Spec: phpboyscout/cicd v0.10.5 — goreleaser auto-retries transient release failures

  • Repository: gitlab.com/phpboyscout/cicd
  • Released as: v0.10.5 (patch — one new input with a behaviour-preserving default is additive, but the default value changes release-job behaviour on failure, so it ships as a fix).
  • Driver: go-tool-base's v0.17.0 tag pipeline. The goreleaser job fired automatically on the tag, but failed during macOS notarization:
sign & notarize macOS binaries
release failed: unable to add timestamps (RFC3161):
  Post "http://timestamp.apple.com/ts01": dial tcp 17.32.213.161:80: i/o timeout

goreleaser fails the entire run on that error, so a single transient network blip reaching Apple's timestamp server published zero release assets for every platform. A manual re-run ~6.5h later (same commit, same config) succeeded — confirming a pure transient. Self-updating consumers then saw "unable to find asset for ".

Summary

Release jobs are long, expensive, and tag-triggered once per release; a transient failure (a timestamp-server dial-timeout, a runner dropout, an image pull blip) should not require a human to notice and click "retry". GitLab's job-level retry is the right tool, but it is not currently wired into the goreleaser component.

Add a retry_max input (default 2) and wire retry on the transient failure classes:

goreleaser:
  retry:
    max: $[[ inputs.retry_max ]]      # default 2 (GitLab caps at 2)
    when:
      - script_failure
      - runner_system_failure
      - stuck_or_timeout_failure
  ...

script_failure covers the notarization/timestamp timeout (goreleaser exits 1); runner_system_failure and stuck_or_timeout_failure cover runner dropouts and hung jobs.

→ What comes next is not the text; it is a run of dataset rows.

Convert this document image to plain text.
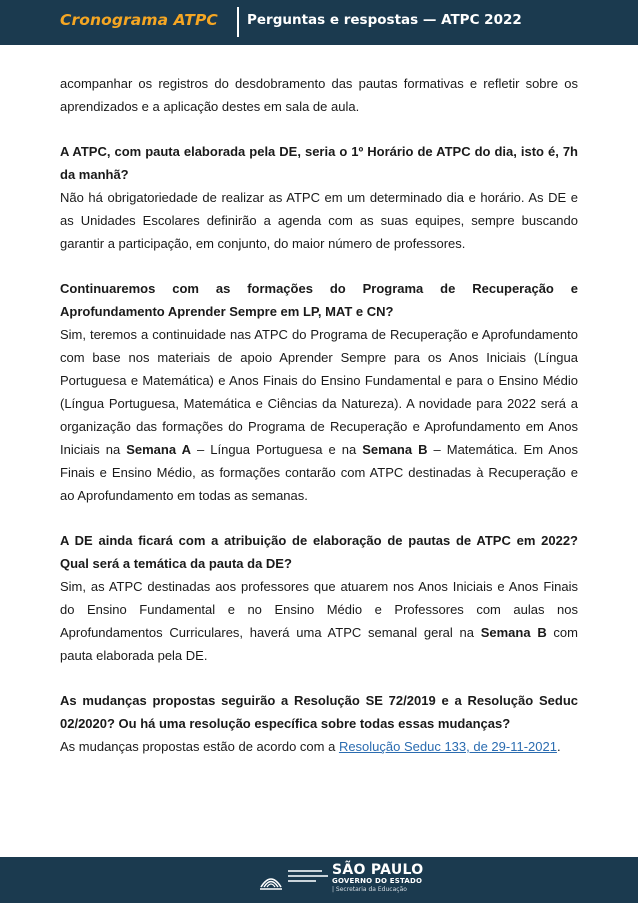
Cronograma ATPC Perguntas e respostas — ATPC 2022

acompanhar os registros do desdobramento das pautas formativas e refletir sobre os aprendizados e a aplicação destes em sala de aula.

A ATPC, com pauta elaborada pela DE, seria o 1º Horário de ATPC do dia, isto é, 7h da manhã?

Não há obrigatoriedade de realizar as ATPC em um determinado dia e horário. As DE e as Unidades Escolares definirão a agenda com as suas equipes, sempre buscando garantir a participação, em conjunto, do maior número de professores.

Continuaremos com as formações do Programa de Recuperação e Aprofundamento Aprender Sempre em LP, MAT e CN?

Sim, teremos a continuidade nas ATPC do Programa de Recuperação e Aprofundamento com base nos materiais de apoio Aprender Sempre para os Anos Iniciais (Língua Portuguesa e Matemática) e Anos Finais do Ensino Fundamental e para o Ensino Médio (Língua Portuguesa, Matemática e Ciências da Natureza). A novidade para 2022 será a organização das formações do Programa de Recuperação e Aprofundamento em Anos Iniciais na Semana A – Língua Portuguesa e na Semana B – Matemática. Em Anos Finais e Ensino Médio, as formações contarão com ATPC destinadas à Recuperação e ao Aprofundamento em todas as semanas.

A DE ainda ficará com a atribuição de elaboração de pautas de ATPC em 2022? Qual será a temática da pauta da DE?

Sim, as ATPC destinadas aos professores que atuarem nos Anos Iniciais e Anos Finais do Ensino Fundamental e no Ensino Médio e Professores com aulas nos Aprofundamentos Curriculares, haverá uma ATPC semanal geral na Semana B com pauta elaborada pela DE.

As mudanças propostas seguirão a Resolução SE 72/2019 e a Resolução Seduc 02/2020? Ou há uma resolução específica sobre todas essas mudanças?

As mudanças propostas estão de acordo com a Resolução Seduc 133, de 29-11-2021.

SÃO PAULO
GOVERNO DO ESTADO
| Secretaria da Educação
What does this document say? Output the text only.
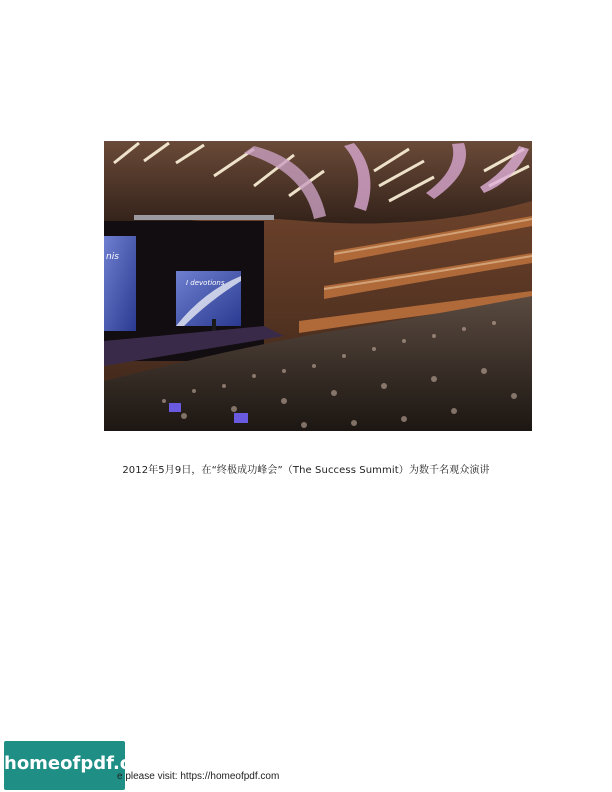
nis
I devotions
2012年5月9日，在“终极成功峰会”（The Success Summit）为数千名观众演讲
homeofpdf.com
e please visit: https://homeofpdf.com
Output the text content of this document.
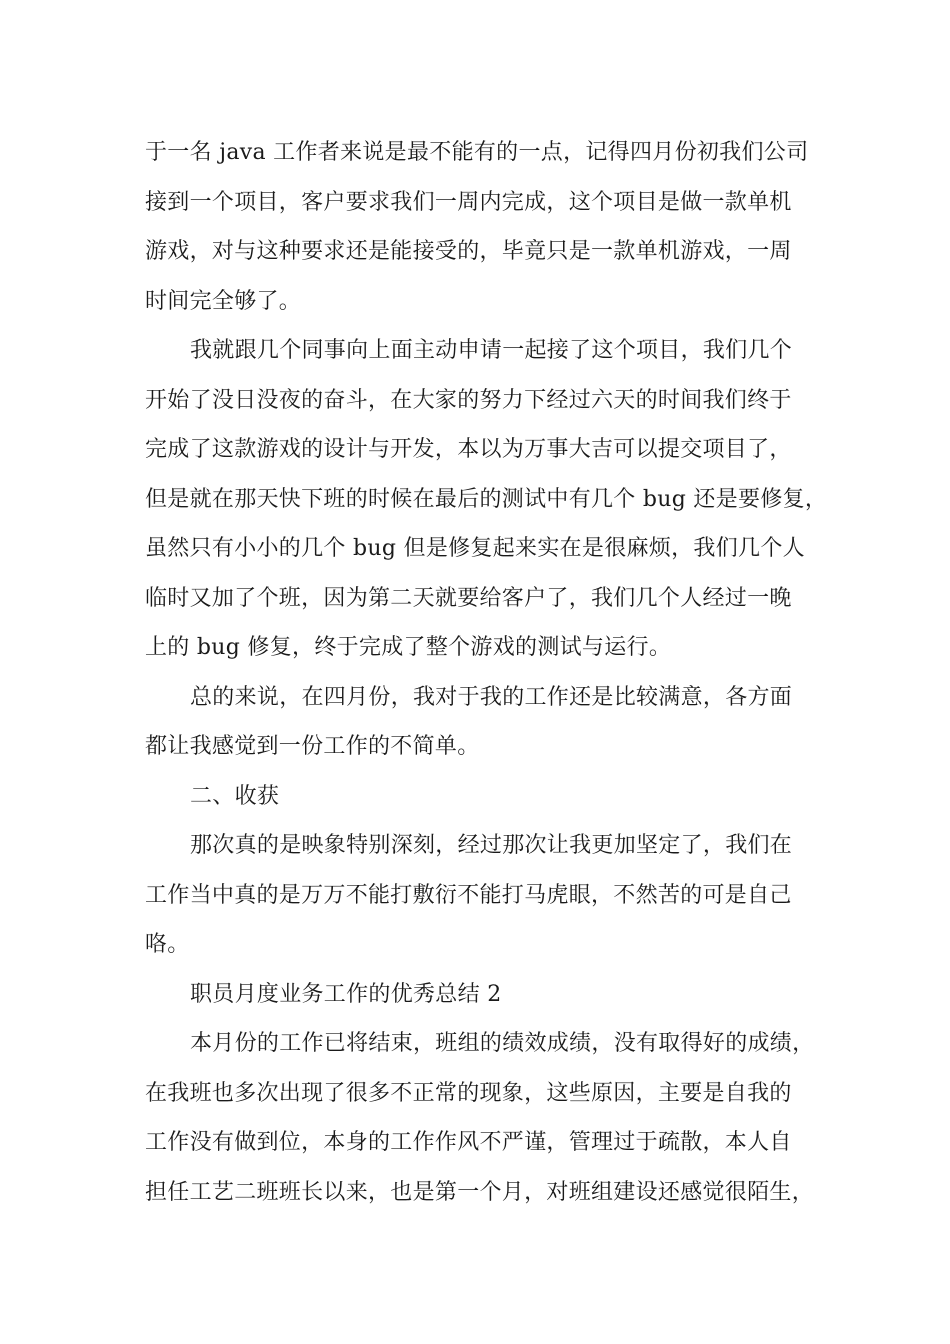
于一名 java 工作者来说是最不能有的一点，记得四月份初我们公司
接到一个项目，客户要求我们一周内完成，这个项目是做一款单机
游戏，对与这种要求还是能接受的，毕竟只是一款单机游戏，一周
时间完全够了。
我就跟几个同事向上面主动申请一起接了这个项目，我们几个
开始了没日没夜的奋斗，在大家的努力下经过六天的时间我们终于
完成了这款游戏的设计与开发，本以为万事大吉可以提交项目了，
但是就在那天快下班的时候在最后的测试中有几个 bug 还是要修复，
虽然只有小小的几个 bug 但是修复起来实在是很麻烦，我们几个人
临时又加了个班，因为第二天就要给客户了，我们几个人经过一晚
上的 bug 修复，终于完成了整个游戏的测试与运行。
总的来说，在四月份，我对于我的工作还是比较满意，各方面
都让我感觉到一份工作的不简单。
二、收获
那次真的是映象特别深刻，经过那次让我更加坚定了，我们在
工作当中真的是万万不能打敷衍不能打马虎眼，不然苦的可是自己
咯。
职员月度业务工作的优秀总结 2
本月份的工作已将结束，班组的绩效成绩，没有取得好的成绩，
在我班也多次出现了很多不正常的现象，这些原因，主要是自我的
工作没有做到位，本身的工作作风不严谨，管理过于疏散，本人自
担任工艺二班班长以来，也是第一个月，对班组建设还感觉很陌生，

The retry is safe: the v0.17.0 failure occurred during signing, before any release upload, and goreleaser's release.mode: keep-existing (the documented mode for this component) makes a re-run idempotent — it attaches to the existing Release and replaces artefacts rather than duplicating them.

Design

New input

Input Type Default Description
retry_max number 2 Automatic retries on a transient release failure (network / runner / timeout). GitLab caps this at 2; set 0 to disable.

Behaviour

  • Default (retry_max: 2): a transient release failure auto-retries up to twice before the job is marked failed. A genuine, deterministic failure (bad .goreleaser.yaml, a real build error) will still ultimately fail — it just takes the extra attempts to surface. The cost (a few extra minutes on a real failure) is far smaller than a missed release.
  • retry_max: 0: restores pre-v0.10.5 behaviour (no retry). The failure-path self-test sets this so it does not re-run the deliberately-failing job three times.

retry.when is fixed (not an input): the three transient classes above are the only ones worth auto-retrying; retrying always would mask deterministic failures, and retrying nothing else is the point.

Tests

tests/goreleaser/ deliberately runs goreleaser with no .goreleaser.yaml so the job exits non-zero (tolerated via allow_failure.exit_codes). With the new default that failure would retry twice (three runs) before being tolerated, so the fixture passes retry_max: 0 to keep the self-test single-shot. This also exercises the new input plumbing.

Consumer follow-up

go-tool-base carries an interim in-repo retry override on its goreleaser job (the immediate stopgap raised the same day). Once it bumps its gitlab.com/phpboyscout/cicd/goreleaser include to @v0.10.5, that override is removed in favour of this component default.